Alerts Practical By Samson Tanimawo, PhD Published Jan 16, 2026 4 min read

Alert Test-Fire Pattern

Synthetically fire alerts to verify the pipeline.

Why test-fire alerts

Most alerts have never fired in production. The wiring (rule, receiver, escalation, runbook link) is unproven.

A test fire confirms the path end-to-end. From metric to page to acknowledged human, in under 5 minutes.

Without test fires, the first real fire is also the first integration test. Don't run integration tests during outages.

How to test-fire

Inject a synthetic metric that crosses the threshold.
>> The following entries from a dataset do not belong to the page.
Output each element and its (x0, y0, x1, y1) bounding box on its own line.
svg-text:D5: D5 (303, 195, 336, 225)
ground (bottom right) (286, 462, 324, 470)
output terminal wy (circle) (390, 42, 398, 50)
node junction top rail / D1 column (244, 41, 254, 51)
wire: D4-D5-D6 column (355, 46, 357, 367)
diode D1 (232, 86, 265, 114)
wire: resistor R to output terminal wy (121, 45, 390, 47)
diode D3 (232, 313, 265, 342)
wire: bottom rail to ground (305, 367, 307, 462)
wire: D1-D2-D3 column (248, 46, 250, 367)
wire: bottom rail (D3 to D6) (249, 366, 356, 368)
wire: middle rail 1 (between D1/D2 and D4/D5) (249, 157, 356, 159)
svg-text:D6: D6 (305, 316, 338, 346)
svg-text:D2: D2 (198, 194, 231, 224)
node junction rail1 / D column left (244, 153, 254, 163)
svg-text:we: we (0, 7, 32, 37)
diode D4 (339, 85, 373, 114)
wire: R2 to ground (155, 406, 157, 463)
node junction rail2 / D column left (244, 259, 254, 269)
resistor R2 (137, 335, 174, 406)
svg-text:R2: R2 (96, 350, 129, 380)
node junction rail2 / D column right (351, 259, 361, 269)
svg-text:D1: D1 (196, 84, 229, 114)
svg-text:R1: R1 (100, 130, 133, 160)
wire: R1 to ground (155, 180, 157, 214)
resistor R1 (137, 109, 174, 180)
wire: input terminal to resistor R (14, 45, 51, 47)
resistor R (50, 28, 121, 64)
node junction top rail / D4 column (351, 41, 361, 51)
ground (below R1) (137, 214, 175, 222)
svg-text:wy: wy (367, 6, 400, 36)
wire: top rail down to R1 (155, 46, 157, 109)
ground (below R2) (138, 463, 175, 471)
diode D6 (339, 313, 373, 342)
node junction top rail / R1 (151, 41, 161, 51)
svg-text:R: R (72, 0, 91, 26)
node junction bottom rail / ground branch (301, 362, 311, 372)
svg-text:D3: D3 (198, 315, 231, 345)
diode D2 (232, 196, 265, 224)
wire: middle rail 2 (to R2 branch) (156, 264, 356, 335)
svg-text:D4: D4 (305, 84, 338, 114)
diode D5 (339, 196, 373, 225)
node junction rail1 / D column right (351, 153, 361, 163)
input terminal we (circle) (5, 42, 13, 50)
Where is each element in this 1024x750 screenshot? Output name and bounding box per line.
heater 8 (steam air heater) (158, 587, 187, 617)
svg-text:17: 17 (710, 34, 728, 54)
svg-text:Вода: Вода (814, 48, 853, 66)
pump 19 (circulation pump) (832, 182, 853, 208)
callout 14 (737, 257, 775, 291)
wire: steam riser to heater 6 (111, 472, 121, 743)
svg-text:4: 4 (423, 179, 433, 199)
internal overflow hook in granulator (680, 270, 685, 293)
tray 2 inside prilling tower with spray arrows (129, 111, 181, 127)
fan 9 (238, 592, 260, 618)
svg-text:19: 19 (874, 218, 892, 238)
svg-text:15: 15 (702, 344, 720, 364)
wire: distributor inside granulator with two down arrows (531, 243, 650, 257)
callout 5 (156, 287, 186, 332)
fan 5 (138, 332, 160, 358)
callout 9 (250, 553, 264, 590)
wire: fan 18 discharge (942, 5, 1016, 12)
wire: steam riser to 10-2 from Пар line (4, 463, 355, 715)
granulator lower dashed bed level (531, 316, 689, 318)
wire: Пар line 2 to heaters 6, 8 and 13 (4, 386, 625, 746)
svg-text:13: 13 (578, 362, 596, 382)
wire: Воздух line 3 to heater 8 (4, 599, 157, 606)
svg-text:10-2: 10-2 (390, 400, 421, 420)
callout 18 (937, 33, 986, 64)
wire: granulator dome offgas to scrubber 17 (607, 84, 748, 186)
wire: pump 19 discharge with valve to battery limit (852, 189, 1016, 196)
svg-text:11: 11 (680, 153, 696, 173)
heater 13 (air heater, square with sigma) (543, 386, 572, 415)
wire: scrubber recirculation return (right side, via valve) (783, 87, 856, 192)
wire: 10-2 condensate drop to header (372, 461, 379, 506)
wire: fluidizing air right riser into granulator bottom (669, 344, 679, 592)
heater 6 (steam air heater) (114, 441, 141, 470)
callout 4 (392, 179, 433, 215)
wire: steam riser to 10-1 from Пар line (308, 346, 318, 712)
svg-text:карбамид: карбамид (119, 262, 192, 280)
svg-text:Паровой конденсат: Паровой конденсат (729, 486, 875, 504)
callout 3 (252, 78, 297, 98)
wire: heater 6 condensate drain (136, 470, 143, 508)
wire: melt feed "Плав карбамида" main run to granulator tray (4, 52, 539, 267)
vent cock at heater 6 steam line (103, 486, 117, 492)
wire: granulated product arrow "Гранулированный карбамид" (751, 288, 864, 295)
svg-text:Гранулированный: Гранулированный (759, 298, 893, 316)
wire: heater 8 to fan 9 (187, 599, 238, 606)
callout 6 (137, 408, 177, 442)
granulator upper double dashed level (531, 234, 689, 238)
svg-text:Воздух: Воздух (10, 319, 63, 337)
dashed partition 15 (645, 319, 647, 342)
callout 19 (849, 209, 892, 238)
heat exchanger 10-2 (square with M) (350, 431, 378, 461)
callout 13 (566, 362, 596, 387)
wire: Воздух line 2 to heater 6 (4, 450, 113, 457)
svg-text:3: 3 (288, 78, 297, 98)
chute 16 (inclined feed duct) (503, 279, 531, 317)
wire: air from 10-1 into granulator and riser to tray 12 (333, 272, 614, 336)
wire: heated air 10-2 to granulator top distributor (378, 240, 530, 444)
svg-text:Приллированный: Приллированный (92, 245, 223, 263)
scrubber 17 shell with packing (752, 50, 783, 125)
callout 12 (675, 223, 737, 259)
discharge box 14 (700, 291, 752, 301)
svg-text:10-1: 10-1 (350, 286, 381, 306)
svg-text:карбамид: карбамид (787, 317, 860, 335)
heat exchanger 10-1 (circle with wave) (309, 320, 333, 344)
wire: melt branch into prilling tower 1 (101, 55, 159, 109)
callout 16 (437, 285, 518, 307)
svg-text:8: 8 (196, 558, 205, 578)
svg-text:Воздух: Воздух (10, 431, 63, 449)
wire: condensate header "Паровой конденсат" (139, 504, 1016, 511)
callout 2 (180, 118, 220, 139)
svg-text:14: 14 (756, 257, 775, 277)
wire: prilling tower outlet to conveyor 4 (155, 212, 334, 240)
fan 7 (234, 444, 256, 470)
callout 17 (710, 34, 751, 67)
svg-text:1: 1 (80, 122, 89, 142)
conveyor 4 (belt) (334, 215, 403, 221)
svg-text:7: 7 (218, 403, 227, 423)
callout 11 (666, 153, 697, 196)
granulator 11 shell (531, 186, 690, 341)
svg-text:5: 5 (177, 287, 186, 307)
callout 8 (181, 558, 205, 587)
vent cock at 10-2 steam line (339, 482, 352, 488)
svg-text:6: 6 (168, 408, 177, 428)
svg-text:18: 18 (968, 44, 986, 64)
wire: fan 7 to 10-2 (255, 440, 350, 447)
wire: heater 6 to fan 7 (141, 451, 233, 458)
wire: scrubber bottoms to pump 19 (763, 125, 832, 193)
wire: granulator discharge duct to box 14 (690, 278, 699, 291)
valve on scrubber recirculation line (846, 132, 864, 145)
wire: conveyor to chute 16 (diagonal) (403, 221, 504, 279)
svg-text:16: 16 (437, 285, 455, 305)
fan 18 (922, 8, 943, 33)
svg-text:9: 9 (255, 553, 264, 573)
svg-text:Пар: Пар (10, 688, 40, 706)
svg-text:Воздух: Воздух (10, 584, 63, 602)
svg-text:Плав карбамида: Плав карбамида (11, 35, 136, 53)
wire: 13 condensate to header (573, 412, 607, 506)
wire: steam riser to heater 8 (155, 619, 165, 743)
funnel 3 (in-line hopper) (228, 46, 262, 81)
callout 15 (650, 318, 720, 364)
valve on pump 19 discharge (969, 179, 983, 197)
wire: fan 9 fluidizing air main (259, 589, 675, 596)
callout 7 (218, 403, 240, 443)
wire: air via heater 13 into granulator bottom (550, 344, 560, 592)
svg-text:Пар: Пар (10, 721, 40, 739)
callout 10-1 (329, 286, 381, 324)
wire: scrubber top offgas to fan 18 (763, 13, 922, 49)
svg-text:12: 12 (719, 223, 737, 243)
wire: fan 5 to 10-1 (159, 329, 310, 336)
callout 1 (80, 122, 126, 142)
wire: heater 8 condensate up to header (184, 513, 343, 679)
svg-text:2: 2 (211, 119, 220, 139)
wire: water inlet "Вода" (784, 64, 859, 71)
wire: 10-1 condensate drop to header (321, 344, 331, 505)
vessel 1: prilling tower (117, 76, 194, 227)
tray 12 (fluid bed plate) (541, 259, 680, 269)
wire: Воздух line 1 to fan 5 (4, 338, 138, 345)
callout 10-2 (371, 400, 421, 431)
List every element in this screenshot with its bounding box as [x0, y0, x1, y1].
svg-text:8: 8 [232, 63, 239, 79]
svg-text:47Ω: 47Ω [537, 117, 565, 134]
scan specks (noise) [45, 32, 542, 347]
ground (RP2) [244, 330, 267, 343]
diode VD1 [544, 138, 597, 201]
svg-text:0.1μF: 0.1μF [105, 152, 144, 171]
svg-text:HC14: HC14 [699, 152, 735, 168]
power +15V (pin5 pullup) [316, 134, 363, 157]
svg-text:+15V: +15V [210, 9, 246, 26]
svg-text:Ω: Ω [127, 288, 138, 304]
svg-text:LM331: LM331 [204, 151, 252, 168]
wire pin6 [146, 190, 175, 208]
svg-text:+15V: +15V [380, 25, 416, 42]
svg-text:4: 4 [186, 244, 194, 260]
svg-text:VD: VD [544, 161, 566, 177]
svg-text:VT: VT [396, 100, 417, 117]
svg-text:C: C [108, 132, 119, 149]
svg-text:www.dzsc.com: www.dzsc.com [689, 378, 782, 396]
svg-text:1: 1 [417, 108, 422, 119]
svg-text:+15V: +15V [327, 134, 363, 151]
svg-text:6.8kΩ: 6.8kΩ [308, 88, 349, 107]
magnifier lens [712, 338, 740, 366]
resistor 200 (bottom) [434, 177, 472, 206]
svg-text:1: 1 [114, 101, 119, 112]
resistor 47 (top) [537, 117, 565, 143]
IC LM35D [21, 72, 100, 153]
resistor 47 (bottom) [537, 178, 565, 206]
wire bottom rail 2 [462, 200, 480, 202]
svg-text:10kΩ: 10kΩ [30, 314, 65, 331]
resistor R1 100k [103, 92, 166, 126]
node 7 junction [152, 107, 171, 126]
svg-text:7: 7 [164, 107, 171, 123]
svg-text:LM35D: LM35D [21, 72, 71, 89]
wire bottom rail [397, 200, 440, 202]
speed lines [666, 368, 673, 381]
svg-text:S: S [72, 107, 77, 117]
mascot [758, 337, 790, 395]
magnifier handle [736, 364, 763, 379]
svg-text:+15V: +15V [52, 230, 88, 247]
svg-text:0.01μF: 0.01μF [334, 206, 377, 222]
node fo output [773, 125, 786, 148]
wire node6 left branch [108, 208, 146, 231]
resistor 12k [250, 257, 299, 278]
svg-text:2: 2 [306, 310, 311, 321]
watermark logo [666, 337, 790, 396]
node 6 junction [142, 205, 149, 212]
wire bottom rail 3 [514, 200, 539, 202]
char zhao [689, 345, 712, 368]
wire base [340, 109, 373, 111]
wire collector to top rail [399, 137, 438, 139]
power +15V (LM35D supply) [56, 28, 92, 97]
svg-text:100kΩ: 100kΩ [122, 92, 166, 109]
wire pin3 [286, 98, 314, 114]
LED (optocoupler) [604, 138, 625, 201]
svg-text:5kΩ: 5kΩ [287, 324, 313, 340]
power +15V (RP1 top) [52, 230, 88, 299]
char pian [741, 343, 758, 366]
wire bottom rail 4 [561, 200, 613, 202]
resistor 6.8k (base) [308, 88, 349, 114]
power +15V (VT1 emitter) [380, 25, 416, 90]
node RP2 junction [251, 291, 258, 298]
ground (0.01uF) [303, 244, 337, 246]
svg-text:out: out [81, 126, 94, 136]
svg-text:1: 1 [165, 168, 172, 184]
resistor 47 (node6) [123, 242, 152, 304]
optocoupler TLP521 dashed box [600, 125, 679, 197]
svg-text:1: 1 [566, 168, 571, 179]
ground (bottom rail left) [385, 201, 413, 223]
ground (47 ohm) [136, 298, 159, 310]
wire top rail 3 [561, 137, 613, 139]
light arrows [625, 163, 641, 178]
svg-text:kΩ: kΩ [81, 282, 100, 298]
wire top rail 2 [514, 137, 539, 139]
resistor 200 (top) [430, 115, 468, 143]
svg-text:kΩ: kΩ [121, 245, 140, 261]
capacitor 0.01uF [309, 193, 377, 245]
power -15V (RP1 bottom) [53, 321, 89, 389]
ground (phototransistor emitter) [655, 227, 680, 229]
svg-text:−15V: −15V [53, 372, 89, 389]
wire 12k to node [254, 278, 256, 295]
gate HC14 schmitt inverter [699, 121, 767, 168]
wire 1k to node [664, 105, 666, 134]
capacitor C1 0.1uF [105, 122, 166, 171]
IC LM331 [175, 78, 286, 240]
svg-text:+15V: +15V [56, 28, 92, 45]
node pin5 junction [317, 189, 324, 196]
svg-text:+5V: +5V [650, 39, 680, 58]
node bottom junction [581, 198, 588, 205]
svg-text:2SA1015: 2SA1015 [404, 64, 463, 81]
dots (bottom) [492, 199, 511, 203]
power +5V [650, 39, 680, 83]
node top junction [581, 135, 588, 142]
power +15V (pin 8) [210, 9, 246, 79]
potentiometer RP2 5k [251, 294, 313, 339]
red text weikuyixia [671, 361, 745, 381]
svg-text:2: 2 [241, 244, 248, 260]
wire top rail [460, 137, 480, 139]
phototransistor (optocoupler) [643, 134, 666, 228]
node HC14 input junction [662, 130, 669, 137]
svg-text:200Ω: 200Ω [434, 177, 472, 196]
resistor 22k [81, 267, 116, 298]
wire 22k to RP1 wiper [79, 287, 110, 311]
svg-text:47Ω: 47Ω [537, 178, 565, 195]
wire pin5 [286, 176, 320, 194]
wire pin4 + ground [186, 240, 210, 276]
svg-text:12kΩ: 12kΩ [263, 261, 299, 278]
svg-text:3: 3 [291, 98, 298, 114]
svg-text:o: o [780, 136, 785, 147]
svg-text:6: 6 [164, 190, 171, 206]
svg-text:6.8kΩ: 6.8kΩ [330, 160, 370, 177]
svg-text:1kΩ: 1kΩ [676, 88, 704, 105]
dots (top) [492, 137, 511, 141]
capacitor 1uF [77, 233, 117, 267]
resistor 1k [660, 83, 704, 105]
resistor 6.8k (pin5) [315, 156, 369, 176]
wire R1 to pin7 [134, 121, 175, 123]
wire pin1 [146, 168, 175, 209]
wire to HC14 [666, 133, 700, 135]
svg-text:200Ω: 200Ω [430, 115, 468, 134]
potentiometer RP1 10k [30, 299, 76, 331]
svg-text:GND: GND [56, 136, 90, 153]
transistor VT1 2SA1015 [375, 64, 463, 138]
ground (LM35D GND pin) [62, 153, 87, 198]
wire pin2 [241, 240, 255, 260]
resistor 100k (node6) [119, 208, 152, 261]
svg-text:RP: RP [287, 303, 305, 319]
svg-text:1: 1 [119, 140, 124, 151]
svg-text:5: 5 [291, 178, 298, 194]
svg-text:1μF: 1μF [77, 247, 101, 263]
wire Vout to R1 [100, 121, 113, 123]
For Prometheus, push to a test target that returns the right value for 5 minutes.

Use a labeled test rule: env=test in the matcher. Real receivers route real test fires to a non-prod PagerDuty service.

Verify acknowledgment, escalation, and resolution end-to-end.

How often

At rule creation: mandatory. The rule isn't merged until a test fire confirms the path.

Quarterly: rotate through the rule list, fire 10% per week. Every paging-tier rule sees a test within 90 days.

After any change to receivers, escalation, or PagerDuty service config: re-test the affected rules.

Automation

GitHub Actions or Argo Workflows runs the test injector on schedule. The job fails if the page didn't ack within window.

Datadog's API-driven monitors and synthetic tests cover the SaaS path. Trigger via Terraform.

Maintain a list of last-tested timestamps in the alert catalog. Stale tests are visible to all.

Do it for paging tier

Skip for ticket and email tiers. Cost-benefit isn't there.

Don't test-fire during business hours unless the test channel is clearly labeled. Avoid waking real on-call.

After the first quarter, the test cost amortizes. The first quarter is the expensive one.